Strona 8 z 10
Wydawać by się mogło, że po tylu latach nie będzie już wirusów na Amigę i nie będą zagrażać. Też tak myślałem, dopóki nie sprawdziłem kiedyś systemu nowym antywirem. Miałem wtedy jakis stary, który nic nie wykrywał. Po zainstalowaniu Virus Executor'a i przeskanowaniu systemu miałem ponad 300 kopii tego samego wirusa HappyNewYear96 na dysku. Całe szczęście nic takiego nie zrobił, ale sam fakt zarażenia jest możliwy. A dostałem go w raz z programami, które znajomy mi przysłał na mejla. Tak samo jak zniszczenia dyskietek, wiele gier nie było sprawdzanych na obecność wirusa.
Po przeskanowaniu powierzchni wirtualnego dysku i sprawdzenia poprawności zapisanych plików, trzeba byłoby sprawdzić czy dyskietka jest wolna od wirusów.

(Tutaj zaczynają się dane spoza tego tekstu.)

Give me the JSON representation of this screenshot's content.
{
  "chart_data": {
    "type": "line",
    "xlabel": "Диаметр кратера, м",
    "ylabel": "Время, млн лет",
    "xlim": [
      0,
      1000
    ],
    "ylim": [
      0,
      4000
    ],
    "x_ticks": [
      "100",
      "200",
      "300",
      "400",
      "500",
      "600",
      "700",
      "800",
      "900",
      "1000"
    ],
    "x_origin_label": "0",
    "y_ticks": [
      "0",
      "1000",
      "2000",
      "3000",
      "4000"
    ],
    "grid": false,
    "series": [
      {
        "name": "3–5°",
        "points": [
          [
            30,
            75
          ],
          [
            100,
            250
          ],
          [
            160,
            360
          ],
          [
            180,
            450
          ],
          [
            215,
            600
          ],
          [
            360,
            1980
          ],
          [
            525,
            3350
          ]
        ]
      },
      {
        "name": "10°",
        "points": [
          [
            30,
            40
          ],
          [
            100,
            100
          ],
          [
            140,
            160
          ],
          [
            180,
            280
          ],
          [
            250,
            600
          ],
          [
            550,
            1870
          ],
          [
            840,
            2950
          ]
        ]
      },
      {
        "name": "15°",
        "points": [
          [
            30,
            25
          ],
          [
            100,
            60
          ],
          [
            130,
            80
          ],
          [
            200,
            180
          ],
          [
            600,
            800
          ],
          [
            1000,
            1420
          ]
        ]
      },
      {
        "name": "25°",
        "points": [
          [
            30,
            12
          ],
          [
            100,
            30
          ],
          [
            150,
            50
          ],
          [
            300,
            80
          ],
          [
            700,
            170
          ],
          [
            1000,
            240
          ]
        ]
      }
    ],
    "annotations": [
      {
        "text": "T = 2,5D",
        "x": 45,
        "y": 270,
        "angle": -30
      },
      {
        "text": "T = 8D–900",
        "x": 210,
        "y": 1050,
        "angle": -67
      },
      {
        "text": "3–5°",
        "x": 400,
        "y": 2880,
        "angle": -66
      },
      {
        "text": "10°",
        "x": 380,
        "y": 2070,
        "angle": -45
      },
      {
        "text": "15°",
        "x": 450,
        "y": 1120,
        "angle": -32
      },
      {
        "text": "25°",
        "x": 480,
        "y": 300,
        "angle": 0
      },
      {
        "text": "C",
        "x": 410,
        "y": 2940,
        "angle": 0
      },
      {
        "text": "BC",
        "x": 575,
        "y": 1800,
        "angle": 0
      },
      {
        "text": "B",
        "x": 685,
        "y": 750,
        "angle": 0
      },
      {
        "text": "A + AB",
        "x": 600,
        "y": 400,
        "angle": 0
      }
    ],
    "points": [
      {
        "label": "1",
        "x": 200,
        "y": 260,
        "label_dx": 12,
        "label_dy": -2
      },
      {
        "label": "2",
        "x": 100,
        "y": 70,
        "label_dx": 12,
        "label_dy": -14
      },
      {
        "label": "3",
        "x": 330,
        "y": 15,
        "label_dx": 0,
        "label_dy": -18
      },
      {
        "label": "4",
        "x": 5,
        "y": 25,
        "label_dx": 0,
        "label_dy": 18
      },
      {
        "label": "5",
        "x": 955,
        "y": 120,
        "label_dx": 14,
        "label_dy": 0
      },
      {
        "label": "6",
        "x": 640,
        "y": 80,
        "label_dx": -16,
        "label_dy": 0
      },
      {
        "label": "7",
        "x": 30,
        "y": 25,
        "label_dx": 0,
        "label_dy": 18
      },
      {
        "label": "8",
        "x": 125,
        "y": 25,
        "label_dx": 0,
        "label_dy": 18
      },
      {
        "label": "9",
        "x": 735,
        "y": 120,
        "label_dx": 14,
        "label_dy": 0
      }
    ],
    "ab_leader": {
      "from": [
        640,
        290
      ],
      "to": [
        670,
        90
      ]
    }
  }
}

Dobrze jest mieć jak najnowszą bibliotekę antywirusową xvs.library i na przykład VirusZ. Obie te rzeczy są w Aminecie.

Uruchamiamy antywira i przeskanujemy wszystkie pliki na wirtualnej dyskietce. Czasem może się trafić np. Saddam w pliku disk-validator. Albo wolno stojący Butonic, który zazwyczaj ma nazwę " " (3 spacje). Po pozbyciu się ewentualnych wirusów, przechodzimy do reorganizacji dysku.